More on how the story unfolded from ReadWriteWeb. I’m off back to bed!

Enviromental journalism: question for BCU students

This afternoon I’m popping down to Birmingham City University to meet Paul Bradshaw‘s group of online journalism students.

They’ve been doing some fascinating work on developing an environmental news service, with each of them specialising in a different subject area.

Environmental news is close to my heart. I would love The Post to be giving more coverage to stories on sustainability.

But it’s also one of those subject areas that many readers regard with great suspicion. Look at The Times guide to the most popular environmental stories of 2007 and you’ll see what I mean.

So, I guess the big question is, can you write environmental stories in a way that builds trust between you and the reader? Is the current suspicion surrounding climate change – for example – caused by media sensationalism or poor scientific reporting?
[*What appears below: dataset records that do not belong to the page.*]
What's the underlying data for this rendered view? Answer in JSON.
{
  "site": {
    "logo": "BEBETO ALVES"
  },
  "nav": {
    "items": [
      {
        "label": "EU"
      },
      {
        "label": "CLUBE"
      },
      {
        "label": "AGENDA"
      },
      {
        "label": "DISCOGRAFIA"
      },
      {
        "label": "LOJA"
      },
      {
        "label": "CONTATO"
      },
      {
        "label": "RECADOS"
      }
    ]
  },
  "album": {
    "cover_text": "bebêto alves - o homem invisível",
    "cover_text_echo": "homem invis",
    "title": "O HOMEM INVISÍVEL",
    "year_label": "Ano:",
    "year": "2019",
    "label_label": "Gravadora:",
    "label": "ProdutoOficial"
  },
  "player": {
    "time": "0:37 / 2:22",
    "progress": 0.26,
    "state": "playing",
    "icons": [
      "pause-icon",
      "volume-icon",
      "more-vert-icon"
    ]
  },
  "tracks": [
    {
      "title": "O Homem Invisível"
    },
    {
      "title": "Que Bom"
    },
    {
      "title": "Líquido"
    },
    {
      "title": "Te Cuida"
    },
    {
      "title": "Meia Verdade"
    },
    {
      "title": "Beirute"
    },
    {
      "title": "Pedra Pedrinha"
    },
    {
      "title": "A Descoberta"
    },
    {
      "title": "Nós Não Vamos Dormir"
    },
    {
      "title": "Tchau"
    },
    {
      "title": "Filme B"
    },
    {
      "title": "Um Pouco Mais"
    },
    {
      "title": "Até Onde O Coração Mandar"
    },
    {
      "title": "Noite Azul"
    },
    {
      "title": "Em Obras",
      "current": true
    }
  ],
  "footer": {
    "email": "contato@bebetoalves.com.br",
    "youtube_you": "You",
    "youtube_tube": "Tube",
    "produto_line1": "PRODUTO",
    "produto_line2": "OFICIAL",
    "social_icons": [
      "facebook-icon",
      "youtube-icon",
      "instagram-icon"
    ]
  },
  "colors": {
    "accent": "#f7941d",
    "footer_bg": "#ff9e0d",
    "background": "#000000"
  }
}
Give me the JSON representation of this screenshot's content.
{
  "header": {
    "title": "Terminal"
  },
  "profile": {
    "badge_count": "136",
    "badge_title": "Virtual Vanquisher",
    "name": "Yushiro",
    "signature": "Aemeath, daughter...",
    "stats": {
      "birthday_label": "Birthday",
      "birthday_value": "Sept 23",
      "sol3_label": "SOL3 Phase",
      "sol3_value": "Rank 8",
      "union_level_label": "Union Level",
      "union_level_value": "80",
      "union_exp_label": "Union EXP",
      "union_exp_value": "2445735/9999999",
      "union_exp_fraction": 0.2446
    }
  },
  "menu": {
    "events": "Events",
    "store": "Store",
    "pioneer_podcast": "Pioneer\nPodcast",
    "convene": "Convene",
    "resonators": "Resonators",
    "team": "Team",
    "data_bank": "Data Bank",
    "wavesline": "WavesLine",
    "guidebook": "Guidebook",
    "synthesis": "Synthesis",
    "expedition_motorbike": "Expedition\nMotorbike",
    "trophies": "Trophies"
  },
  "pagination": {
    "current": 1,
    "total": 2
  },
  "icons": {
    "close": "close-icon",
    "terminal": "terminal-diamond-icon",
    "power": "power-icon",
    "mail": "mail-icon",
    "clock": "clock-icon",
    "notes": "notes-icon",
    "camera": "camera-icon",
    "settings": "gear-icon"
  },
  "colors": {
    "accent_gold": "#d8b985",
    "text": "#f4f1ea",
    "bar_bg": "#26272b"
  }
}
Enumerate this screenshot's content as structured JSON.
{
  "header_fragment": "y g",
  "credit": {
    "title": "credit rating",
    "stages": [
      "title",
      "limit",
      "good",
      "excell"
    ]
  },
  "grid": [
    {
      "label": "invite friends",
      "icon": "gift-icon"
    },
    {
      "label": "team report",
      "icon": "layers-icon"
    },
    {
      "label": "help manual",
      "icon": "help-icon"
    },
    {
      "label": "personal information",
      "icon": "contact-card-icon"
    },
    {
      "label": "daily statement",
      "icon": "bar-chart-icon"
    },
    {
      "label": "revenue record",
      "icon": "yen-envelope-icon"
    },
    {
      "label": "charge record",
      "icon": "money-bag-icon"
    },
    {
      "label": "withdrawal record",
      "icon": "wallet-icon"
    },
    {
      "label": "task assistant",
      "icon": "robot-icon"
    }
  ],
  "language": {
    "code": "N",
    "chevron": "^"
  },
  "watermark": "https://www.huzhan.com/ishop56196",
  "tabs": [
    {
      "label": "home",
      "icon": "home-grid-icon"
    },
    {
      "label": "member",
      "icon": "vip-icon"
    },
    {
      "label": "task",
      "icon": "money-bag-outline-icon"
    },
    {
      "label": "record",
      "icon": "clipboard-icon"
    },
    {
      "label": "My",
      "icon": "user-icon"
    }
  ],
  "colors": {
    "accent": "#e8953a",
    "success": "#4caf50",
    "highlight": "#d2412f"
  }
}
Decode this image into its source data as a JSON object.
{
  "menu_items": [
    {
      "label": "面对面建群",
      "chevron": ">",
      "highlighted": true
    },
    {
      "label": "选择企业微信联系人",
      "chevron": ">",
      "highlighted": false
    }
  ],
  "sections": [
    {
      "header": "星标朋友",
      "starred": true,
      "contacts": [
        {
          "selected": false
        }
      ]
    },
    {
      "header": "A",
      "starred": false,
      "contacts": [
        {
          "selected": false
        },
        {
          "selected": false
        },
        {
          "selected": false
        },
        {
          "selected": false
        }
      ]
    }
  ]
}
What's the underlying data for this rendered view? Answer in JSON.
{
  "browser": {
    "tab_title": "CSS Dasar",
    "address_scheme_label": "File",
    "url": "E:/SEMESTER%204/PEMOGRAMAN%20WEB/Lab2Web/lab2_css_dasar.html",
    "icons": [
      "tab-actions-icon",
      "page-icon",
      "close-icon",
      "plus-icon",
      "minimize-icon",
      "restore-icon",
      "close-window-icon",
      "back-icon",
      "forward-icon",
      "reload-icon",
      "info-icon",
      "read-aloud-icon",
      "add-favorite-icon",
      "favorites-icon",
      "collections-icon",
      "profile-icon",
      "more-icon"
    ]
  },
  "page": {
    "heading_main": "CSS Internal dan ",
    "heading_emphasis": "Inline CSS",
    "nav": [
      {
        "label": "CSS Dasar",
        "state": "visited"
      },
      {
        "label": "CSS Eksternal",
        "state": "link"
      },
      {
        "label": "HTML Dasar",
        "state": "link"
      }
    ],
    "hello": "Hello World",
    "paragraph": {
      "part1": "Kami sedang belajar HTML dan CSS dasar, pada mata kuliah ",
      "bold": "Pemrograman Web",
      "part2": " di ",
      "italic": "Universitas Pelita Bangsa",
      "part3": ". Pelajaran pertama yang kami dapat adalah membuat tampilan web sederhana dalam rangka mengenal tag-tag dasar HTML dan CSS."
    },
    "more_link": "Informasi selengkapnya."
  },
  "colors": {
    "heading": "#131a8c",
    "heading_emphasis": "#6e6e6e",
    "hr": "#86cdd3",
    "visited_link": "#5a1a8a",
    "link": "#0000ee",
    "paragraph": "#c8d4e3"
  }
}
Perhaps it’s neither, maybe it’s just human nature to respond to environmental stories with suspicion.

I certainly don’t know the answer. But in a world where the hegemony of large news corporations is increasingly challenged, the issue of maintaining trust as a way to maintain audience is critical.

And, I suspect, if you find a way to crack the hardest nut of trust and environmental reporting, then you have probably struck gold.

What I’m going to do with the Flickr feedback

As the flow of comments has started to slow on the Flickr post, I thought I’d let you all know what I plan to do next!

Over the next few weeks (after I’ve finished my first assignment), I’ll start collating the comments. I think what has come out from the discussion is going to be applicable to a lot of the other things I wanted to looking at for the website project.

I had just assumed (naively, perhaps) that because people were happy for bloggers to link to their work (as long as they were credited), they would also be happy for a site like The Birmingham Post to link to it too.

This, however, doesn’t seem to be completely the case. Most of the concern seems to come from the belief that – as we are a commercial publishing operation – any and all the material we link to on the web must be paid for.

I can understand that point, but I think the distinction between commercial and non-commercial spaces on the Internet needs to be looked at in more detail. Not that I’m going to do that right here and now – the comments have given me way too much to mull over!

In my head, I saw The Birmingham Post website as a place to go for news and opinion, but also as a (sorry to use this word) gateway to Brum’s professional and creative communities on the web. I still see it that way, but I now realise I need to look at how I’m going to do that in more depth.

But please keep the comments coming in, I really want to get to grips with this.

Today and the Internet

I’ve just heard the oddest piece on Radio 4’s Today programme. [Edit: According to Martin Stabe, it was by a media commentator called Steve Hewlett, which explains a lot. You can listen again.]

I think it was supposed to be a news report but, uncharacteristically of Today, it made absolutely no effort to even try and appear objective.

It came across as an appeal, nay a plea, to Radio 4 listeners and BBC executives to support and preserve the station’s current methods of compiling the news agenda.

It looked at the most read stories on the BBC website last year and made the rather obvious point that, just because they were popular, didn’t mean they were the most important stories.

I would have thought BBC executives would have understood that “most read” and “most emailed” stories are more a reflection on the kind of material people will link to on the web, rather than its importance. Don’t they? From this piece it suggests they don’t.

The tone was one of “big bad web” and there was also mention of 4radio, so perhaps it was a rallying cry to try and encourage listeners to stay loyal.

But, to be honest, if Today had an important point to make about the web, I think I missed it.